Advisors and Counsel
Haywood Securities Inc. is acting as exclusive financial advisor to Red Pine with respect to the Transaction. Wildeboer Dellelce LP is acting as legal counsel to Red Pine. INFOR Financial Inc. is acting as financial advisor to the Vendors and Davies Ward Phillips & Vineberg LLP is acting as legal counsel to the Vendors.
Quentin Yarie, P. Geo, is the qualified person responsible for preparing, supervising and approving the scientific and technical content of this news release.
About Red Pine Exploration Inc.
Red Pine Exploration Inc. is a gold exploration company headquartered in Toronto, Ontario, Canada. The Company's common shares trade on the TSX Venture Exchange under the symbol "RPX".
For more information about the Company visit www.redpineexp.com.
Quentin Yarie, CEO, (416) 364-7024, email@example.com
Neither TSX Venture Exchange nor its Regulation Services Provider (as that term is defined in policies of the TSX Venture Exchange) accepts responsibility for the adequacy or accuracy of this release.

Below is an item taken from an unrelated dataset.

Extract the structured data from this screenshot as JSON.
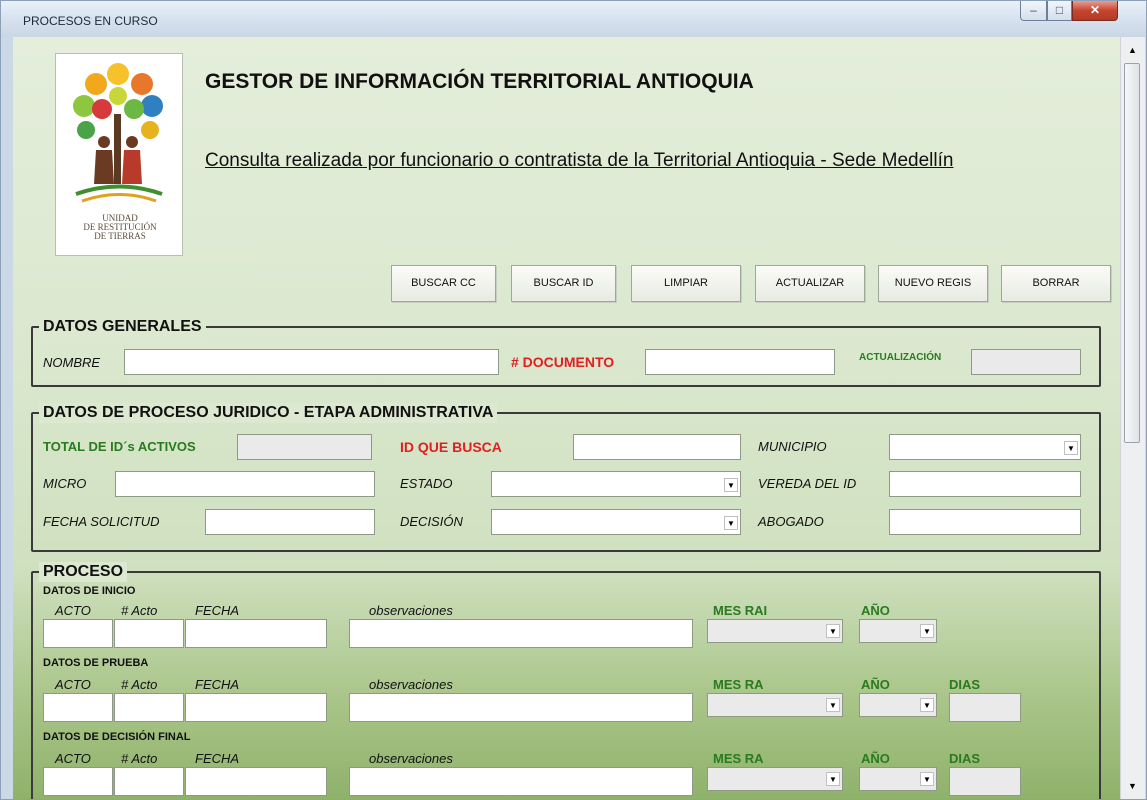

This News Release contains forward-looking statements. In some cases, you can identify forward-looking statements by terminology such as “may”, “should”, “expects”, “plans”, “anticipates”, “believes”, “estimates”, “predicts”, “potential” or “continue” or the negative of these terms or other comparable terminology. These statements are only predictions and involve known and unknown risks, uncertainties and other factors that may cause our or our industry’s actual results, levels of activity, performance or achievements to be materially different from any future results, levels of activity, performance or achievements expressed or implied by these forward-looking statements.
Although the Company believes that the assumptions and factors used in preparing the forward-looking information in this news release are reasonable, undue reliance should not be placed on such information, which only applies as of the date of this news release. The Company disclaims any intention or obligation to update or revise any forward-looking information, whether as a result of new information, future events or otherwise, other than as required by law.